Однако по мере удаления от классического, чистого чтения вопрос о присутствии в передаче автора все более усложняется. Разные голоса, разные актерские манеры, звучание оркестра, шумы — все, конечно, по своему искажает, деформирует первооснову. Но в то же время именно тут и скрыты сильнейшие средства сближения художественного образа, авторского замысла с чувствами и мыслями слушателя. И если есть какой-то выигрыш в невидимой игре актера, в создании образа чисто звуковыми средствами, то важнейшее преимущество радиопостановки, конечно, заключено в органичном, естественном присутствии автора внутри любой сцены.

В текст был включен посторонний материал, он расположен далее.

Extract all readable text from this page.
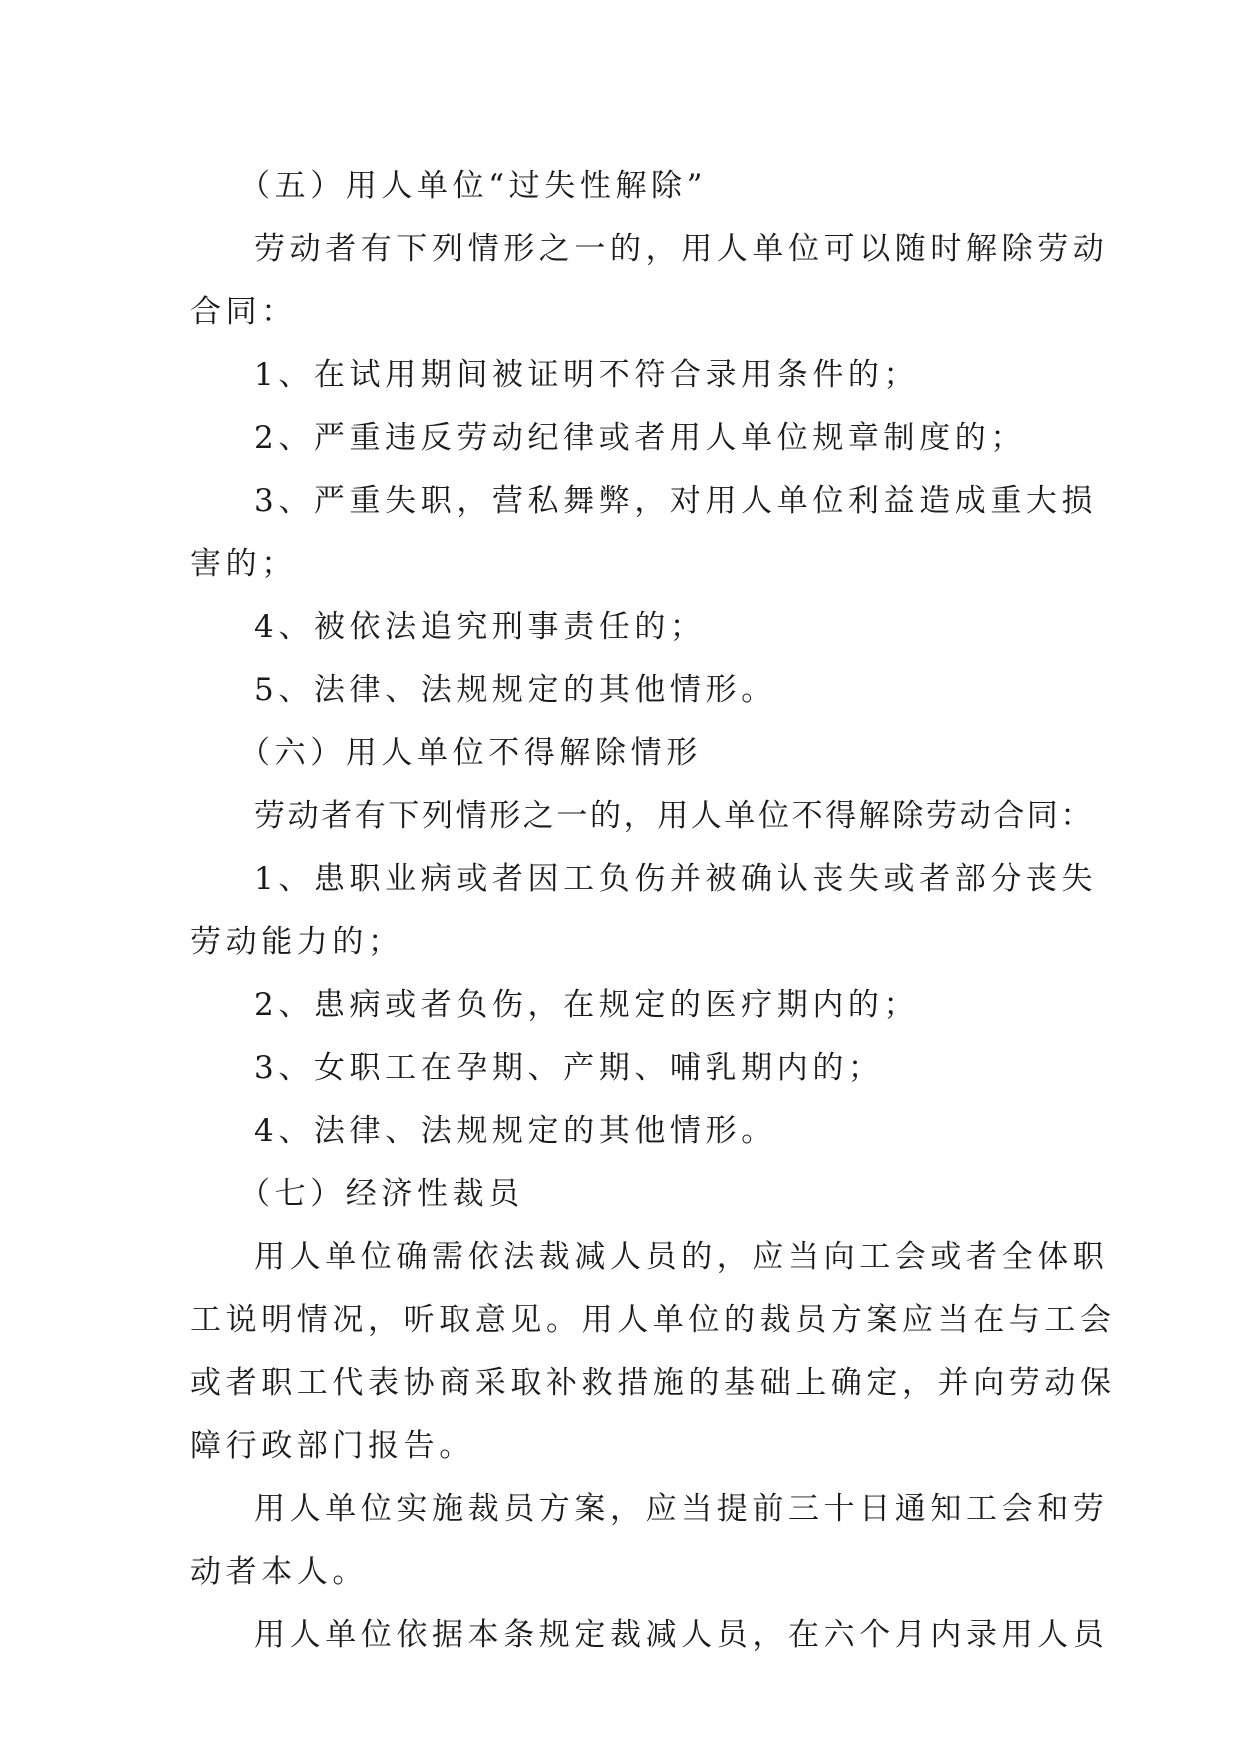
（五）用人单位“过失性解除”

劳动者有下列情形之一的，用人单位可以随时解除劳动

合同：

1、在试用期间被证明不符合录用条件的；

2、严重违反劳动纪律或者用人单位规章制度的；

3、严重失职，营私舞弊，对用人单位利益造成重大损

害的；

4、被依法追究刑事责任的；

5、法律、法规规定的其他情形。

（六）用人单位不得解除情形

劳动者有下列情形之一的，用人单位不得解除劳动合同：

1、患职业病或者因工负伤并被确认丧失或者部分丧失

劳动能力的；

2、患病或者负伤，在规定的医疗期内的；

3、女职工在孕期、产期、哺乳期内的；

4、法律、法规规定的其他情形。

（七）经济性裁员

用人单位确需依法裁减人员的，应当向工会或者全体职

工说明情况，听取意见。用人单位的裁员方案应当在与工会

或者职工代表协商采取补救措施的基础上确定，并向劳动保

障行政部门报告。

用人单位实施裁员方案，应当提前三十日通知工会和劳

动者本人。

用人单位依据本条规定裁减人员，在六个月内录用人员
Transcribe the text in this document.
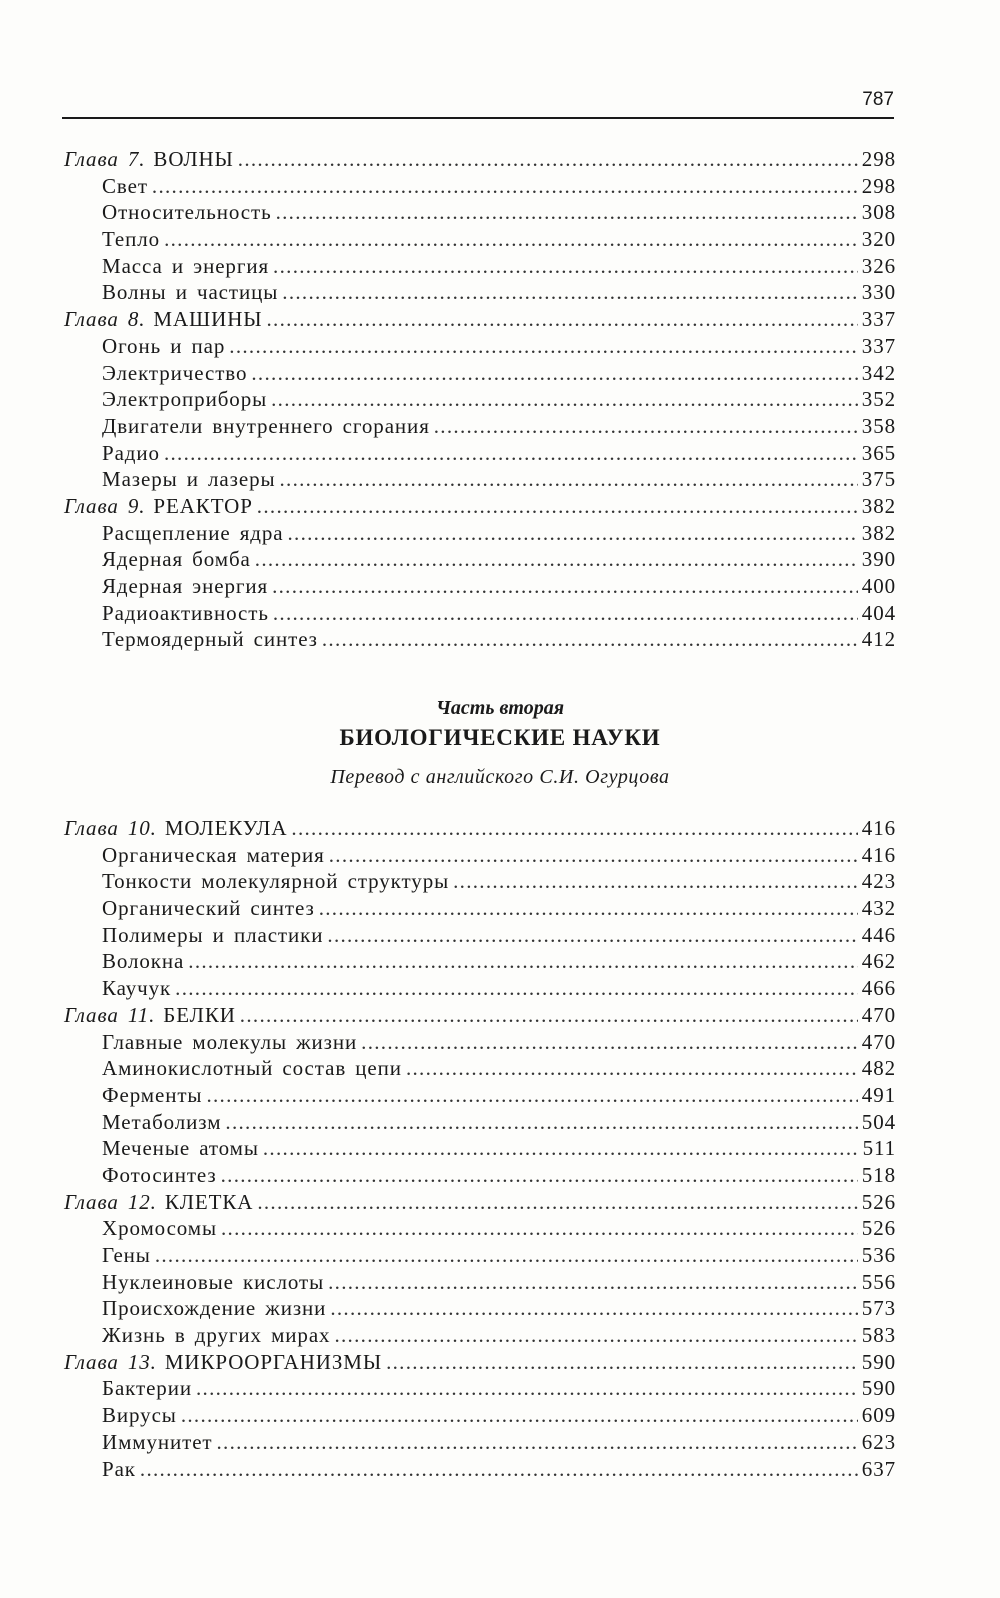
787
Глава 7. ВОЛНЫ .....	298
Свет .....	298
Относительность .....	308
Тепло .....	320
Масса и энергия .....	326
Волны и частицы .....	330
Глава 8. МАШИНЫ .....	337
Огонь и пар .....	337
Электричество .....	342
Электроприборы .....	352
Двигатели внутреннего сгорания .....	358
Радио .....	365
Мазеры и лазеры .....	375
Глава 9. РЕАКТОР .....	382
Расщепление ядра .....	382
Ядерная бомба .....	390
Ядерная энергия .....	400
Радиоактивность .....	404
Термоядерный синтез .....	412
Часть вторая
БИОЛОГИЧЕСКИЕ НАУКИ
Перевод с английского С.И. Огурцова
Глава 10. МОЛЕКУЛА .....	416
Органическая материя .....	416
Тонкости молекулярной структуры .....	423
Органический синтез .....	432
Полимеры и пластики .....	446
Волокна .....	462
Каучук .....	466
Глава 11. БЕЛКИ .....	470
Главные молекулы жизни .....	470
Аминокислотный состав цепи .....	482
Ферменты .....	491
Метаболизм .....	504
Меченые атомы .....	511
Фотосинтез .....	518
Глава 12. КЛЕТКА .....	526
Хромосомы .....	526
Гены .....	536
Нуклеиновые кислоты .....	556
Происхождение жизни .....	573
Жизнь в других мирах .....	583
Глава 13. МИКРООРГАНИЗМЫ .....	590
Бактерии .....	590
Вирусы .....	609
Иммунитет .....	623
Рак .....	637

Мне кажется, что сегодня авторское начало, авторское видение персонажей и событий, авторская интонация, манера письма — все это приобретает первостепенное значение и смысл.

Современное сложное построение романа, почти хроникальные рваные диалоги; быстро сменяющиеся время и место действия, невероятный, уже замеченный всеми подъем интереса к литературе классической — все требует неотступного и постоянного авторского вмешательства.

Разумеется, здесь всё наиболее спорно, сложно и плохо доказуемо логически потому, что «авторское» в момент рождения звукового образа это уже и режиссерское ощущение целого, и чутье исполнителя, и единое понимание данного куска всеми, кто работает над передачей.

Тут на каждом шагу требуется и творческая фантазия, и смелость для разрушения привычной схемы, и умение пользоваться всем арсеналом звучаний, и знание техники.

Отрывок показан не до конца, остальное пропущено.